TEMPO.CO, Yogyakarta - Tokoh pers dan penyiaran, Amir Effendi Siregar yang tutup usia, Kamis dini hari, 25 Januari 2018, dikenal gigih melawan sentralisasi kepemilikan frekuensi dan memperjuangkan demokratisasi penyiaran.
“Bang Amir selalu menekankan frekuensi itu hak publik. Beliau terus mengawal Undang-Undang Penyiaran untuk terwujudnya demkratisasi penyiaran termasuk dari sisi isi atau kontennya,” kata Sekretaris Pemantau Regulasi dan Regulator Media atau PR2Media, Puji Riyanto kepada Tempo, Kamis, 25 Januari 2018.

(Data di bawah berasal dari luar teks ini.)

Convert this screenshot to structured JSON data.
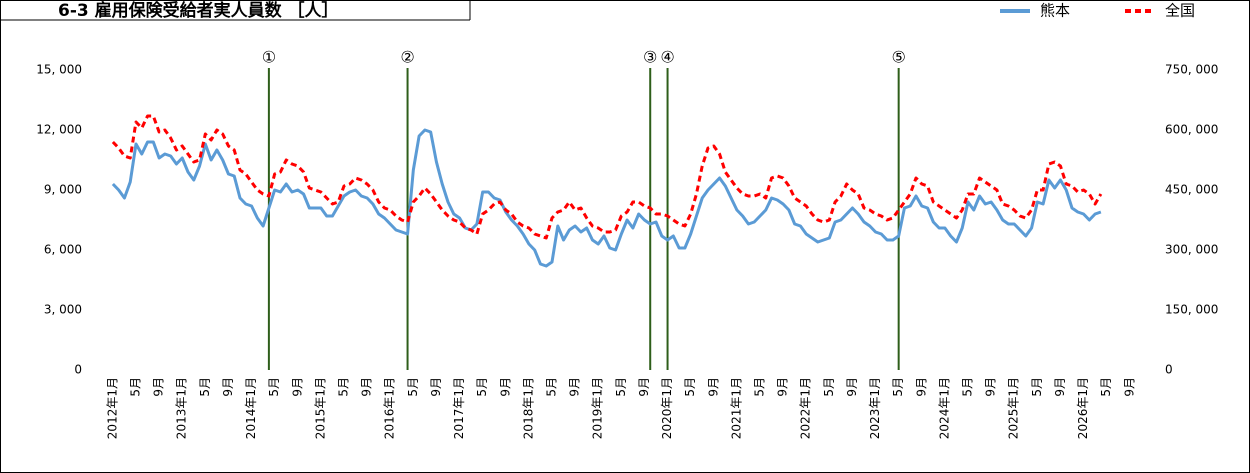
{
  "chart_data": {
    "type": "line",
    "title": "6-3 雇用保険受給者実人員数 ［人］",
    "categories": [
      "2012年1月",
      null,
      null,
      null,
      "5月",
      null,
      null,
      null,
      "9月",
      null,
      null,
      null,
      "2013年1月",
      null,
      null,
      null,
      "5月",
      null,
      null,
      null,
      "9月",
      null,
      null,
      null,
      "2014年1月",
      null,
      null,
      null,
      "5月",
      null,
      null,
      null,
      "9月",
      null,
      null,
      null,
      "2015年1月",
      null,
      null,
      null,
      "5月",
      null,
      null,
      null,
      "9月",
      null,
      null,
      null,
      "2016年1月",
      null,
      null,
      null,
      "5月",
      null,
      null,
      null,
      "9月",
      null,
      null,
      null,
      "2017年1月",
      null,
      null,
      null,
      "5月",
      null,
      null,
      null,
      "9月",
      null,
      null,
      null,
      "2018年1月",
      null,
      null,
      null,
      "5月",
      null,
      null,
      null,
      "9月",
      null,
      null,
      null,
      "2019年1月",
      null,
      null,
      null,
      "5月",
      null,
      null,
      null,
      "9月",
      null,
      null,
      null,
      "2020年1月",
      null,
      null,
      null,
      "5月",
      null,
      null,
      null,
      "9月",
      null,
      null,
      null,
      "2021年1月",
      null,
      null,
      null,
      "5月",
      null,
      null,
      null,
      "9月",
      null,
      null,
      null,
      "2022年1月",
      null,
      null,
      null,
      "5月",
      null,
      null,
      null,
      "9月",
      null,
      null,
      null,
      "2023年1月",
      null,
      null,
      null,
      "5月",
      null,
      null,
      null,
      "9月",
      null,
      null,
      null,
      "2024年1月",
      null,
      null,
      null,
      "5月",
      null,
      null,
      null,
      "9月",
      null,
      null,
      null,
      "2025年1月",
      null,
      null,
      null,
      "5月",
      null,
      null,
      null,
      "9月",
      null,
      null,
      null,
      "2026年1月",
      null,
      null,
      null,
      "5月",
      null,
      null,
      null,
      "9月",
      null,
      null,
      null
    ],
    "series": [
      {
        "name": "熊本",
        "color": "#5b9bd5",
        "values": [
          9300,
          9000,
          8600,
          9400,
          11300,
          10800,
          11400,
          11400,
          10600,
          10800,
          10700,
          10300,
          10600,
          9900,
          9500,
          10200,
          11300,
          10500,
          11000,
          10500,
          9800,
          9700,
          8600,
          8300,
          8200,
          7600,
          7200,
          8100,
          9000,
          8900,
          9300,
          8900,
          9000,
          8800,
          8100,
          8100,
          8100,
          7700,
          7700,
          8200,
          8700,
          8900,
          9000,
          8700,
          8600,
          8300,
          7800,
          7600,
          7300,
          7000,
          6900,
          6800,
          10000,
          11700,
          12000,
          11900,
          10400,
          9300,
          8400,
          7800,
          7600,
          7100,
          7000,
          7300,
          8900,
          8900,
          8600,
          8500,
          7900,
          7500,
          7200,
          6800,
          6300,
          6000,
          5300,
          5200,
          5400,
          7200,
          6500,
          7000,
          7200,
          6900,
          7100,
          6500,
          6300,
          6700,
          6100,
          6000,
          6800,
          7500,
          7100,
          7800,
          7500,
          7300,
          7400,
          6700,
          6500,
          6700,
          6100,
          6100,
          6800,
          7700,
          8600,
          9000,
          9300,
          9600,
          9200,
          8600,
          8000,
          7700,
          7300,
          7400,
          7700,
          8000,
          8600,
          8500,
          8300,
          8000,
          7300,
          7200,
          6800,
          6600,
          6400,
          6500,
          6600,
          7400,
          7500,
          7800,
          8100,
          7800,
          7400,
          7200,
          6900,
          6800,
          6500,
          6500,
          6700,
          8100,
          8200,
          8700,
          8200,
          8100,
          7400,
          7100,
          7100,
          6700,
          6400,
          7100,
          8400,
          8000,
          8700,
          8300,
          8400,
          8000,
          7500,
          7300,
          7300,
          7000,
          6700,
          7100,
          8400,
          8300,
          9500,
          9100,
          9500,
          9000,
          8100,
          7900,
          7800,
          7500,
          7800,
          7900,
          null,
          null,
          null,
          null,
          null,
          null,
          null,
          null
        ]
      },
      {
        "name": "全国",
        "color": "#ff0000",
        "axis": "y2",
        "dashed": true,
        "values": [
          570000,
          555000,
          535000,
          530000,
          620000,
          605000,
          635000,
          635000,
          595000,
          600000,
          580000,
          550000,
          560000,
          540000,
          520000,
          525000,
          590000,
          575000,
          600000,
          590000,
          560000,
          550000,
          500000,
          490000,
          470000,
          450000,
          440000,
          435000,
          490000,
          495000,
          525000,
          515000,
          510000,
          495000,
          455000,
          450000,
          445000,
          430000,
          415000,
          420000,
          460000,
          465000,
          480000,
          475000,
          465000,
          450000,
          420000,
          405000,
          400000,
          385000,
          375000,
          370000,
          420000,
          435000,
          455000,
          440000,
          420000,
          400000,
          385000,
          375000,
          370000,
          355000,
          350000,
          340000,
          390000,
          400000,
          415000,
          420000,
          400000,
          390000,
          370000,
          360000,
          355000,
          340000,
          335000,
          330000,
          380000,
          395000,
          400000,
          420000,
          400000,
          405000,
          380000,
          360000,
          355000,
          345000,
          345000,
          350000,
          385000,
          395000,
          420000,
          420000,
          410000,
          405000,
          390000,
          390000,
          385000,
          375000,
          365000,
          360000,
          390000,
          440000,
          510000,
          555000,
          560000,
          540000,
          495000,
          475000,
          455000,
          440000,
          435000,
          435000,
          440000,
          430000,
          480000,
          485000,
          480000,
          460000,
          430000,
          420000,
          410000,
          390000,
          375000,
          370000,
          375000,
          420000,
          435000,
          465000,
          450000,
          440000,
          405000,
          400000,
          390000,
          385000,
          375000,
          380000,
          400000,
          420000,
          440000,
          480000,
          465000,
          460000,
          420000,
          410000,
          400000,
          390000,
          380000,
          400000,
          440000,
          440000,
          480000,
          470000,
          460000,
          450000,
          415000,
          410000,
          400000,
          385000,
          380000,
          400000,
          450000,
          450000,
          515000,
          520000,
          510000,
          465000,
          460000,
          445000,
          450000,
          440000,
          415000,
          440000,
          null,
          null,
          null,
          null,
          null,
          null,
          null,
          null
        ]
      }
    ],
    "ylim": [
      0,
      15000
    ],
    "yticks": [
      0,
      {
        "value": 3000,
        "label": "3, 000"
      },
      {
        "value": 6000,
        "label": "6, 000"
      },
      {
        "value": 9000,
        "label": "9, 000"
      },
      {
        "value": 12000,
        "label": "12, 000"
      },
      {
        "value": 15000,
        "label": "15, 000"
      }
    ],
    "y2lim": [
      0,
      750000
    ],
    "y2ticks": [
      0,
      {
        "value": 150000,
        "label": "150, 000"
      },
      {
        "value": 300000,
        "label": "300, 000"
      },
      {
        "value": 450000,
        "label": "450, 000"
      },
      {
        "value": 600000,
        "label": "600, 000"
      },
      {
        "value": 750000,
        "label": "750, 000"
      }
    ],
    "grid": false,
    "annotation_color": "#2e5e1a",
    "annotations": [
      {
        "label": "①",
        "category_index": 27
      },
      {
        "label": "②",
        "category_index": 51
      },
      {
        "label": "③",
        "category_index": 93
      },
      {
        "label": "④",
        "category_index": 96
      },
      {
        "label": "⑤",
        "category_index": 136
      }
    ]
  }
}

Semasa hidupnya, Amir aktif sebagai Ketua PR2Media. Bersama gerakan masyarakat sipil, ia dikenal kritis terhadap kepemilikan media penyiaran yang oligopolistik.

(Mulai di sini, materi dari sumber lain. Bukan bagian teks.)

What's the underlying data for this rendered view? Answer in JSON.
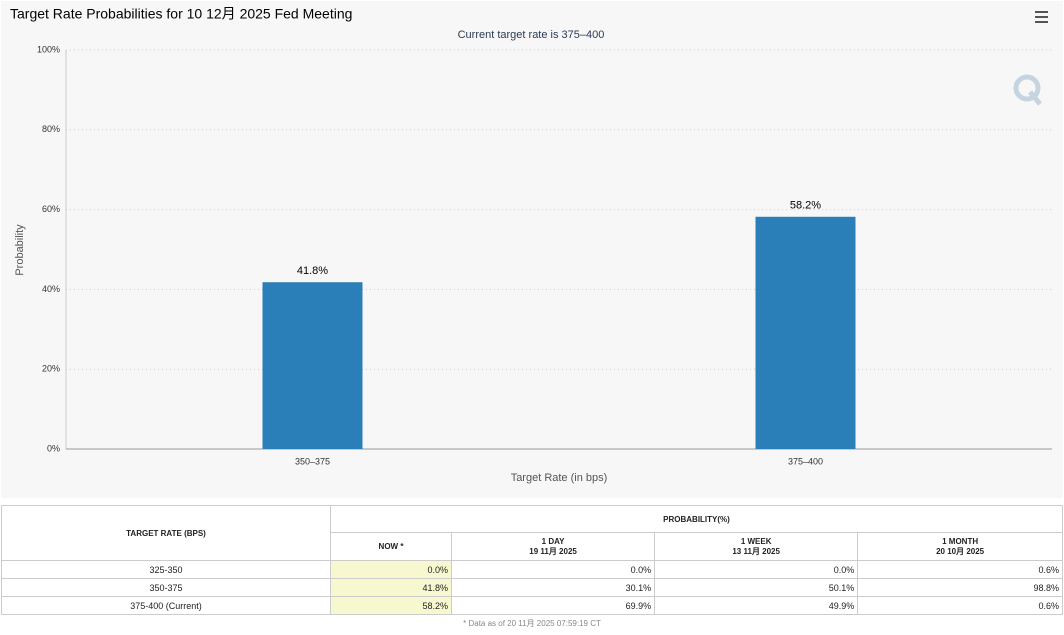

Ia motor penggerak media gerakan masyarakat sipil untuk penyiaran yang lebih demokratis.
Amir mengajar sebagai dosen Ilmu Komunikasi di sejumlah perguruan tinggi. Ia aktif menulis buku tentang media penyiaran dan tulisannya banyak dimuat sejumlah media massa. Ia juga aktif di Warta Ekonomi.

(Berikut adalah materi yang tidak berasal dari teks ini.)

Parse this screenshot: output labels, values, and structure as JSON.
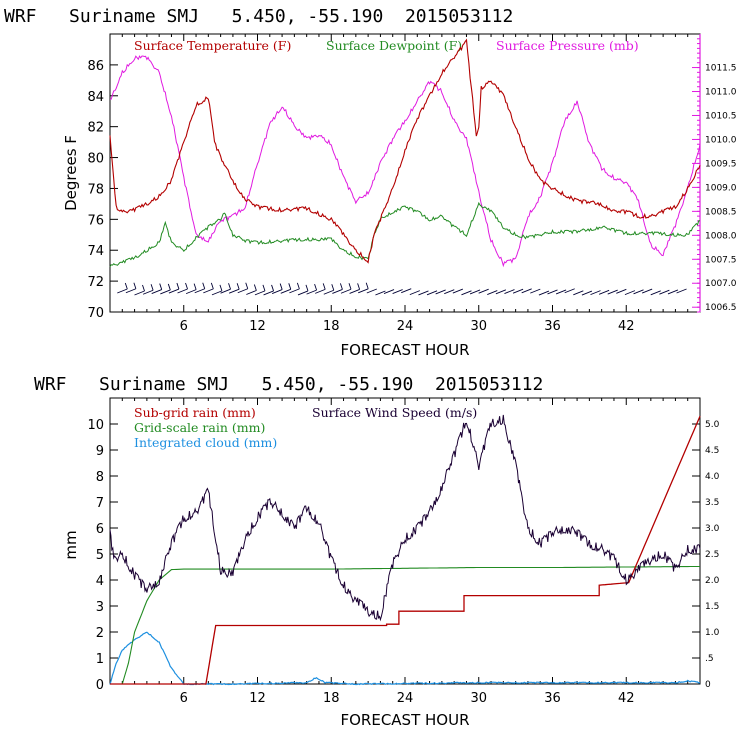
{
  "chart_data": [
    {
      "type": "line",
      "title": "WRF   Suriname SMJ   5.450, -55.190  2015053112",
      "xlabel": "FORECAST HOUR",
      "ylabel": "Degrees F",
      "xlim": [
        0,
        48
      ],
      "ylim": [
        70,
        88
      ],
      "x_ticks": [
        "6",
        "12",
        "18",
        "24",
        "30",
        "36",
        "42"
      ],
      "y_ticks": [
        "70",
        "72",
        "74",
        "76",
        "78",
        "80",
        "82",
        "84",
        "86"
      ],
      "y2lim": [
        1006.4,
        1012.2
      ],
      "y2_ticks": [
        "1006.5",
        "1007.0",
        "1007.5",
        "1008.0",
        "1008.5",
        "1009.0",
        "1009.5",
        "1010.0",
        "1010.5",
        "1011.0",
        "1011.5"
      ],
      "colors": {
        "temperature": "#b30000",
        "dewpoint": "#228b22",
        "pressure": "#e01be0",
        "wind": "#000033"
      },
      "legend": [
        "Surface Temperature (F)",
        "Surface Dewpoint (F)",
        "Surface Pressure (mb)"
      ],
      "series": [
        {
          "name": "Surface Temperature (F)",
          "axis": "left",
          "x": [
            0,
            0.5,
            1,
            2,
            3,
            4,
            5,
            6,
            7,
            8,
            8.5,
            9,
            10,
            11,
            12,
            14,
            16,
            18,
            19,
            20,
            21,
            21.5,
            22,
            23,
            24,
            25,
            26,
            27,
            28,
            29,
            29.8,
            30,
            30.2,
            31,
            32,
            33,
            34,
            35,
            36,
            38,
            40,
            41,
            42,
            43,
            44,
            45,
            46,
            47,
            48
          ],
          "y": [
            81.5,
            76.8,
            76.5,
            76.6,
            77.0,
            77.5,
            78.5,
            81.0,
            83.4,
            83.9,
            81.0,
            80.0,
            78.5,
            77.3,
            76.8,
            76.6,
            76.7,
            76.0,
            75.0,
            74.0,
            73.3,
            75.0,
            76.0,
            78.0,
            80.5,
            82.5,
            84.0,
            85.5,
            86.5,
            87.5,
            81.5,
            82.0,
            84.5,
            85.0,
            84.0,
            82.0,
            80.0,
            78.5,
            78.0,
            77.2,
            77.0,
            76.5,
            76.5,
            76.2,
            76.2,
            76.5,
            76.8,
            78.0,
            79.5
          ]
        },
        {
          "name": "Surface Dewpoint (F)",
          "axis": "left",
          "x": [
            0,
            1,
            2,
            3,
            4,
            4.5,
            5,
            6,
            7,
            8,
            9,
            9.3,
            10,
            11,
            12,
            14,
            16,
            18,
            19,
            20,
            21,
            21.5,
            22,
            23,
            24,
            25,
            26,
            27,
            28,
            29,
            30,
            31,
            32,
            33,
            34,
            36,
            38,
            40,
            42,
            44,
            46,
            47,
            48
          ],
          "y": [
            73.0,
            73.2,
            73.5,
            74.0,
            74.5,
            75.7,
            74.5,
            74.0,
            74.8,
            75.5,
            76.0,
            76.5,
            75.0,
            74.6,
            74.5,
            74.6,
            74.7,
            74.7,
            74.0,
            73.6,
            73.4,
            75.0,
            76.0,
            76.5,
            76.8,
            76.5,
            76.0,
            76.2,
            75.5,
            75.0,
            77.0,
            76.5,
            75.5,
            75.0,
            74.8,
            75.2,
            75.2,
            75.5,
            75.1,
            75.1,
            75.0,
            75.0,
            75.9
          ]
        },
        {
          "name": "Surface Pressure (mb)",
          "axis": "right",
          "x": [
            0,
            1,
            2,
            3,
            4,
            5,
            6,
            7,
            8,
            9,
            10,
            11,
            12,
            13,
            14,
            15,
            16,
            17,
            18,
            19,
            20,
            21,
            22,
            23,
            24,
            25,
            26,
            27,
            28,
            29,
            30,
            31,
            32,
            33,
            34,
            35,
            36,
            37,
            38,
            39,
            40,
            41,
            42,
            43,
            44,
            45,
            46,
            47,
            48
          ],
          "y": [
            1010.8,
            1011.4,
            1011.7,
            1011.7,
            1011.4,
            1010.5,
            1009.2,
            1008.0,
            1007.9,
            1008.3,
            1008.4,
            1008.6,
            1009.5,
            1010.3,
            1010.7,
            1010.3,
            1010.0,
            1010.1,
            1009.9,
            1009.2,
            1008.7,
            1008.9,
            1009.5,
            1010.0,
            1010.4,
            1010.8,
            1011.2,
            1011.0,
            1010.4,
            1010.0,
            1008.9,
            1007.9,
            1007.4,
            1007.5,
            1008.4,
            1008.8,
            1009.5,
            1010.4,
            1010.8,
            1009.9,
            1009.4,
            1009.2,
            1009.1,
            1008.7,
            1007.8,
            1007.6,
            1008.2,
            1009.0,
            1009.9
          ]
        }
      ]
    },
    {
      "type": "line",
      "title": "WRF   Suriname SMJ   5.450, -55.190  2015053112",
      "xlabel": "FORECAST HOUR",
      "ylabel": "mm",
      "xlim": [
        0,
        48
      ],
      "ylim": [
        0,
        11
      ],
      "x_ticks": [
        "6",
        "12",
        "18",
        "24",
        "30",
        "36",
        "42"
      ],
      "y_ticks": [
        "0",
        "1",
        "2",
        "3",
        "4",
        "5",
        "6",
        "7",
        "8",
        "9",
        "10"
      ],
      "y2lim": [
        0,
        5.5
      ],
      "y2_ticks": [
        "0",
        ".5",
        "1.0",
        "1.5",
        "2.0",
        "2.5",
        "3.0",
        "3.5",
        "4.0",
        "4.5",
        "5.0"
      ],
      "colors": {
        "subgrid": "#b30000",
        "gridscale": "#228b22",
        "cloud": "#1e90e0",
        "wind": "#1a0033"
      },
      "legend": [
        "Sub-grid rain (mm)",
        "Grid-scale rain (mm)",
        "Integrated cloud (mm)",
        "Surface Wind Speed (m/s)"
      ],
      "series": [
        {
          "name": "Sub-grid rain (mm)",
          "axis": "left",
          "x": [
            0,
            7.8,
            8.6,
            22.5,
            22.5,
            23.5,
            23.5,
            28.8,
            28.8,
            39.8,
            39.8,
            42.2,
            48
          ],
          "y": [
            0,
            0,
            2.25,
            2.25,
            2.3,
            2.3,
            2.8,
            2.8,
            3.4,
            3.4,
            3.8,
            3.9,
            10.3
          ]
        },
        {
          "name": "Grid-scale rain (mm)",
          "axis": "left",
          "x": [
            0,
            1,
            1.5,
            2,
            3,
            4,
            5,
            6,
            12,
            18,
            24,
            30,
            36,
            42,
            48
          ],
          "y": [
            0,
            0,
            0.8,
            2.0,
            3.2,
            4.0,
            4.4,
            4.42,
            4.42,
            4.42,
            4.45,
            4.48,
            4.48,
            4.5,
            4.52
          ]
        },
        {
          "name": "Integrated cloud (mm)",
          "axis": "left",
          "x": [
            0,
            0.5,
            1,
            2,
            3,
            4,
            5,
            6,
            10,
            16,
            16.8,
            17.5,
            20,
            24,
            30,
            36,
            42,
            46,
            47,
            48
          ],
          "y": [
            0,
            0.8,
            1.3,
            1.7,
            2.0,
            1.6,
            0.6,
            0,
            0,
            0.05,
            0.25,
            0.05,
            0,
            0.02,
            0.05,
            0.05,
            0.05,
            0.05,
            0.12,
            0.05
          ]
        },
        {
          "name": "Surface Wind Speed (m/s)",
          "axis": "right",
          "x": [
            0,
            0.3,
            1,
            2,
            3,
            4,
            5,
            6,
            7,
            8,
            9,
            10,
            11,
            12,
            13,
            14,
            15,
            16,
            17,
            18,
            19,
            20,
            21,
            22,
            23,
            24,
            25,
            26,
            27,
            28,
            29,
            30,
            31,
            32,
            33,
            34,
            35,
            36,
            37,
            38,
            39,
            40,
            41,
            42,
            43,
            44,
            45,
            46,
            47,
            48
          ],
          "y": [
            2.9,
            2.4,
            2.5,
            2.1,
            1.8,
            2.0,
            2.7,
            3.2,
            3.3,
            3.7,
            2.2,
            2.1,
            2.8,
            3.2,
            3.5,
            3.3,
            3.0,
            3.4,
            3.1,
            2.4,
            1.9,
            1.6,
            1.4,
            1.3,
            2.3,
            2.8,
            3.0,
            3.3,
            3.8,
            4.4,
            5.1,
            4.2,
            5.0,
            5.1,
            4.2,
            3.0,
            2.7,
            2.9,
            3.0,
            2.9,
            2.7,
            2.6,
            2.4,
            2.0,
            2.2,
            2.4,
            2.5,
            2.2,
            2.6,
            2.6
          ]
        }
      ]
    }
  ]
}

Tumor otak yang menyerangnya tidak menyurutkan semangatnya untuk mengawal demokratisasi penyiaran. “Bang Amir sakit keras, keluar-masuk rumah sakit selama satu tahun ini. Tapi, beliau tetap beraktivitas bersama masyarakat sipil mengawal UU Penyiaran. Ia sempat bolak-balik berkegiatan dari Yogyakarta-Jakarta,” kata Puji. Amir Effendi Siregar sempat dirawat di Rumah Sakit Bethesda Yogyakarta selama sepekan lebih. Ia menjalani perawatan intensif di ruang syaraf sejak 11 Januari 2018. Perawat RS Bethesda, Bernadeta Maryani, mengatakan berdasarkan diagnosa dokter, Amir terkena tumor otak.